We don’t want our family to experience any calamities and disasters but we can’t foretell the future on what is going to happen. As a mom, we should also put into consideration or should I say make it our priority to prepare for any uncertainties that may cross our life. It’s better be prepared than sorry.
I also believe thag water supply is really important. It can fuel our body even if we have limited food intake 🙂
water is really the most essential in your list. Of course another important thing is you need to have a lot of non perishable food items too
my husband is really good at this our cabinet in the kitchen is full of canned foods with or without any bad climate or disaster in the country. just prepared. hehe
Since calamity have shown that it can happen anytime we should get ready with our calamity bags and food supply just in case.

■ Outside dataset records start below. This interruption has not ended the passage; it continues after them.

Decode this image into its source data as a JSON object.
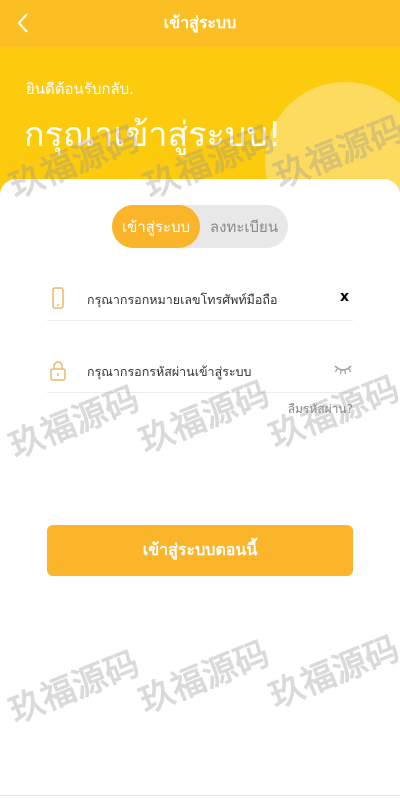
{
  "topbar": {
    "title": "เข้าสู่ระบบ",
    "color": "#fbbf24"
  },
  "hero": {
    "welcome": "ยินดีต้อนรับกลับ.",
    "heading": "กรุณาเข้าสู่ระบบ!"
  },
  "tabs": {
    "login": "เข้าสู่ระบบ",
    "register": "ลงทะเบียน"
  },
  "fields": {
    "phone_placeholder": "กรุณากรอกหมายเลขโทรศัพท์มือถือ",
    "clear_icon": "x",
    "password_placeholder": "กรุณากรอกรหัสผ่านเข้าสู่ระบบ"
  },
  "forgot_password": "ลืมรหัสผ่าน?",
  "submit_label": "เข้าสู่ระบบตอนนี้",
  "watermark": "玖福源码",
  "colors": {
    "accent": "#fbb52a",
    "hero": "#fccb0d"
  }
}
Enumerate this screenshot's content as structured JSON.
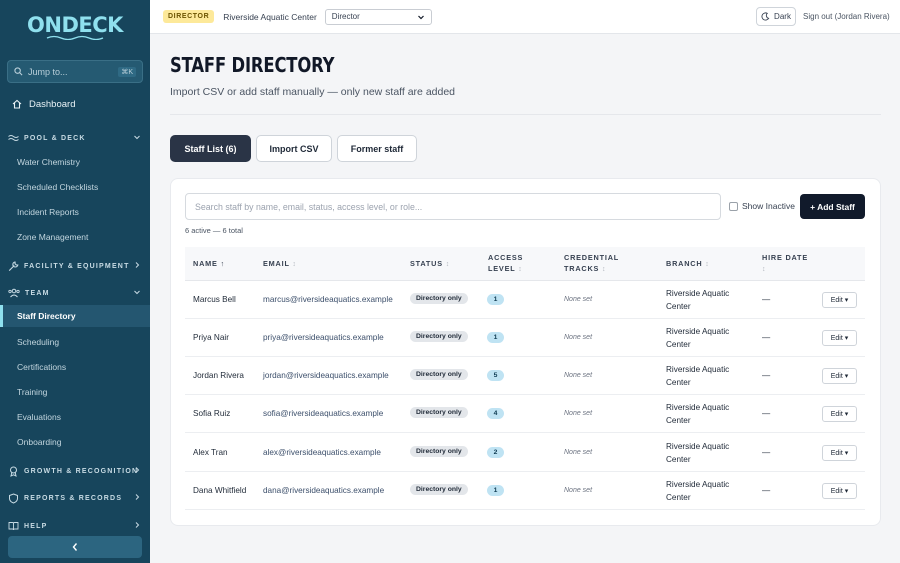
{
  "app": {
    "logo_text": "ONDECK"
  },
  "sidebar": {
    "jump_placeholder": "Jump to...",
    "jump_shortcut": "⌘K",
    "dashboard": "Dashboard",
    "sections": {
      "pool": "POOL & DECK",
      "facility": "FACILITY & EQUIPMENT",
      "team": "TEAM",
      "growth": "GROWTH & RECOGNITION",
      "reports": "REPORTS & RECORDS",
      "help": "HELP"
    },
    "pool_items": [
      "Water Chemistry",
      "Scheduled Checklists",
      "Incident Reports",
      "Zone Management"
    ],
    "team_items": [
      "Staff Directory",
      "Scheduling",
      "Certifications",
      "Training",
      "Evaluations",
      "Onboarding"
    ],
    "active_item": "Staff Directory"
  },
  "topbar": {
    "role_badge": "DIRECTOR",
    "center_name": "Riverside Aquatic Center",
    "role_select_value": "Director",
    "theme_toggle": "Dark",
    "signout": "Sign out (Jordan Rivera)"
  },
  "page": {
    "title": "STAFF DIRECTORY",
    "subtitle": "Import CSV or add staff manually — only new staff are added"
  },
  "tabs": [
    "Staff List (6)",
    "Import CSV",
    "Former staff"
  ],
  "toolbar": {
    "search_placeholder": "Search staff by name, email, status, access level, or role...",
    "show_inactive": "Show Inactive",
    "add_staff": "+ Add Staff",
    "count_text": "6 active — 6 total"
  },
  "table": {
    "headers": {
      "name": "NAME",
      "name_sort": "↑",
      "email": "EMAIL",
      "status": "STATUS",
      "access_1": "ACCESS",
      "access_2": "LEVEL",
      "cred_1": "CREDENTIAL",
      "cred_2": "TRACKS",
      "branch": "BRANCH",
      "hire": "HIRE DATE"
    },
    "rows": [
      {
        "name": "Marcus Bell",
        "email": "marcus@riversideaquatics.example",
        "status": "Directory only",
        "level": "1",
        "credentials": "None set",
        "branch_1": "Riverside Aquatic",
        "branch_2": "Center",
        "hire": "—",
        "action": "Edit ▾"
      },
      {
        "name": "Priya Nair",
        "email": "priya@riversideaquatics.example",
        "status": "Directory only",
        "level": "1",
        "credentials": "None set",
        "branch_1": "Riverside Aquatic",
        "branch_2": "Center",
        "hire": "—",
        "action": "Edit ▾"
      },
      {
        "name": "Jordan Rivera",
        "email": "jordan@riversideaquatics.example",
        "status": "Directory only",
        "level": "5",
        "credentials": "None set",
        "branch_1": "Riverside Aquatic",
        "branch_2": "Center",
        "hire": "—",
        "action": "Edit ▾"
      },
      {
        "name": "Sofia Ruiz",
        "email": "sofia@riversideaquatics.example",
        "status": "Directory only",
        "level": "4",
        "credentials": "None set",
        "branch_1": "Riverside Aquatic",
        "branch_2": "Center",
        "hire": "—",
        "action": "Edit ▾"
      },
      {
        "name": "Alex Tran",
        "email": "alex@riversideaquatics.example",
        "status": "Directory only",
        "level": "2",
        "credentials": "None set",
        "branch_1": "Riverside Aquatic",
        "branch_2": "Center",
        "hire": "—",
        "action": "Edit ▾"
      },
      {
        "name": "Dana Whitfield",
        "email": "dana@riversideaquatics.example",
        "status": "Directory only",
        "level": "1",
        "credentials": "None set",
        "branch_1": "Riverside Aquatic",
        "branch_2": "Center",
        "hire": "—",
        "action": "Edit ▾"
      }
    ]
  },
  "colors": {
    "sidebar": "#17455c",
    "accent": "#8fe0ee",
    "primary_button": "#111a2b",
    "badge": "#fde99a"
  }
}
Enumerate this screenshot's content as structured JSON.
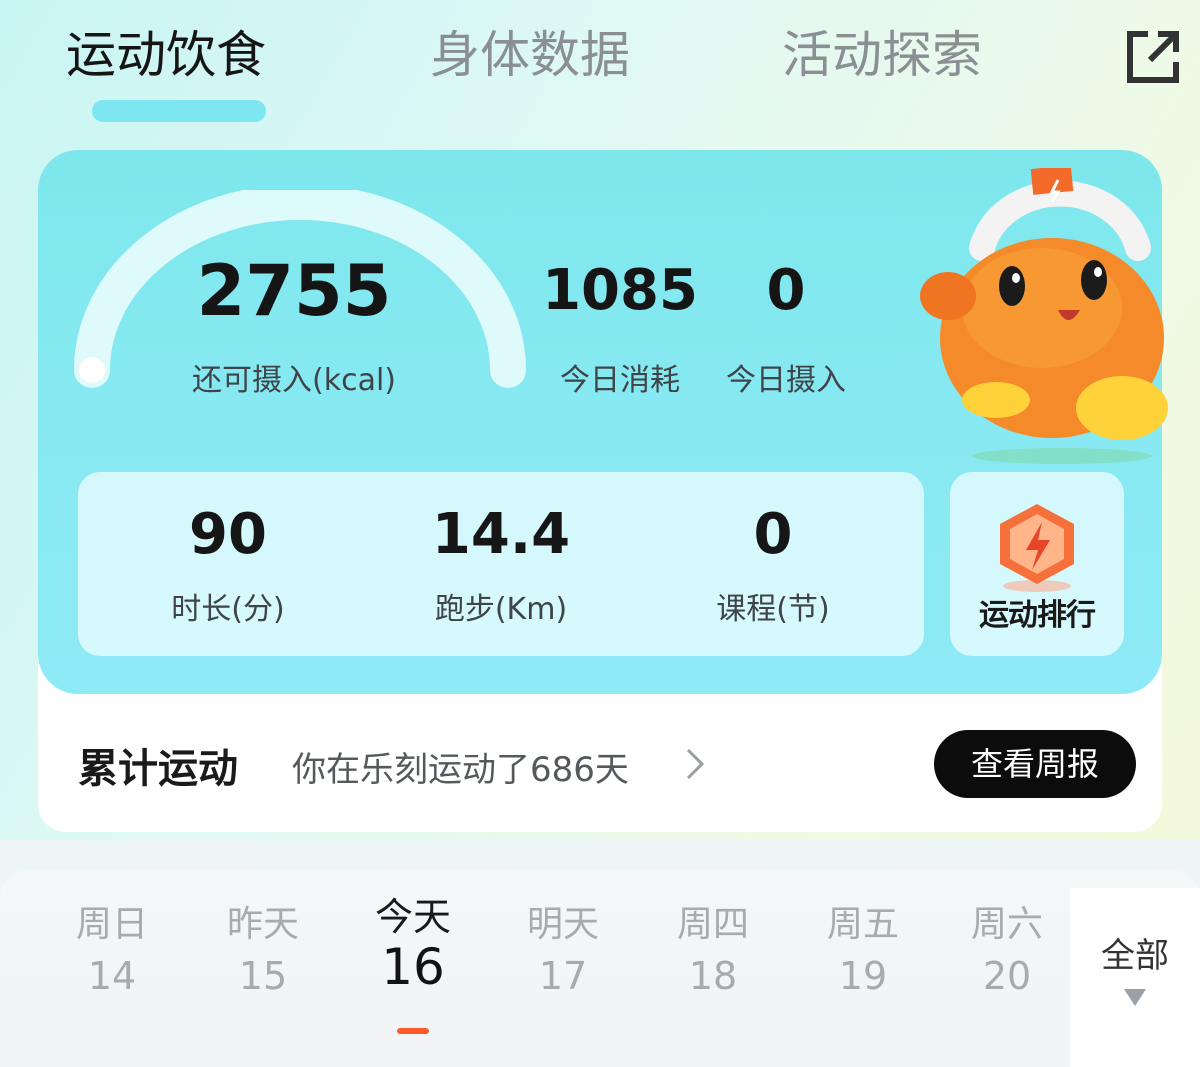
{
  "tabs": [
    {
      "label": "运动饮食",
      "active": true
    },
    {
      "label": "身体数据",
      "active": false
    },
    {
      "label": "活动探索",
      "active": false
    }
  ],
  "calories": {
    "remaining_value": "2755",
    "remaining_label": "还可摄入(kcal)",
    "consumed_value": "1085",
    "consumed_label": "今日消耗",
    "intake_value": "0",
    "intake_label": "今日摄入"
  },
  "stats": [
    {
      "value": "90",
      "label": "时长(分)"
    },
    {
      "value": "14.4",
      "label": "跑步(Km)"
    },
    {
      "value": "0",
      "label": "课程(节)"
    }
  ],
  "rank": {
    "label": "运动排行"
  },
  "cumulative": {
    "title": "累计运动",
    "text": "你在乐刻运动了686天",
    "button": "查看周报"
  },
  "days": [
    {
      "weekday": "周日",
      "date": "14",
      "active": false
    },
    {
      "weekday": "昨天",
      "date": "15",
      "active": false
    },
    {
      "weekday": "今天",
      "date": "16",
      "active": true
    },
    {
      "weekday": "明天",
      "date": "17",
      "active": false
    },
    {
      "weekday": "周四",
      "date": "18",
      "active": false
    },
    {
      "weekday": "周五",
      "date": "19",
      "active": false
    },
    {
      "weekday": "周六",
      "date": "20",
      "active": false
    }
  ],
  "all_filter": {
    "label": "全部"
  },
  "icons": {
    "share": "share-external-icon",
    "chevron": "chevron-right-icon",
    "caret": "caret-down-icon",
    "rank_badge": "lightning-badge-icon",
    "mascot": "kettlebell-mascot"
  },
  "colors": {
    "card_teal": "#86e9f1",
    "tab_indicator": "#6fe3ee",
    "accent_orange": "#ff5a2a",
    "button_dark": "#0c0c0c"
  }
}
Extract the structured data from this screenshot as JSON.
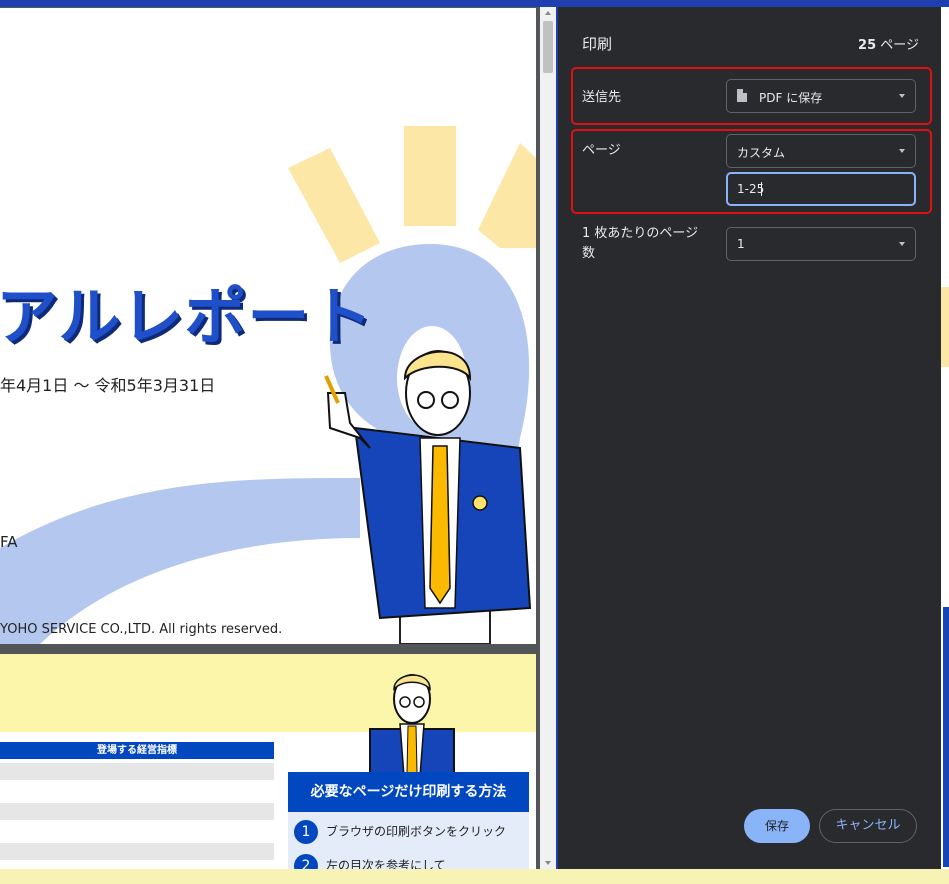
{
  "dialog": {
    "title": "印刷",
    "page_count_num": "25",
    "page_count_unit": " ページ",
    "destination": {
      "label": "送信先",
      "value": "PDF に保存"
    },
    "pages": {
      "label": "ページ",
      "value": "カスタム",
      "range": "1-25"
    },
    "per_sheet": {
      "label_line1": "1 枚あたりのページ",
      "label_line2": "数",
      "value": "1"
    },
    "save_label": "保存",
    "cancel_label": "キャンセル"
  },
  "preview": {
    "page1": {
      "title": "アルレポート",
      "date": "年4月1日 〜 令和5年3月31日",
      "fa": "FA",
      "copyright": "YOHO SERVICE CO.,LTD. All rights reserved."
    },
    "page2": {
      "table_header": "登場する経営指標",
      "panel_title": "必要なページだけ印刷する方法",
      "steps": [
        {
          "num": "1",
          "text": "ブラウザの印刷ボタンをクリック"
        },
        {
          "num": "2",
          "text": "左の目次を参考にして"
        }
      ]
    }
  },
  "colors": {
    "accent": "#8ab4f8",
    "dialog_bg": "#292a2d",
    "highlight": "#e01010",
    "brand_blue": "#1f4fc9"
  }
}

I’d like all of your tips here and I concur that we need to be prepared all the time.
Other than stocking up on food, water is definitely something that we won’t be able to live without — so that’s a definite must-have on the list. Anyhow, this is a good rundown. 🙂
Great idea! Water and baby food are a must to us even if our area does not see much calamities. I agree with the other items you listed – it really is good to stock up on foods that are easy to cook or do not need cooking at all.
As they say, You can live for a week without food but you can’t last for 3 days without water. Water is so essential in times of calamanities.
I do this too! It’s better to be ready no matter what happen. We can’t foretell any calamity.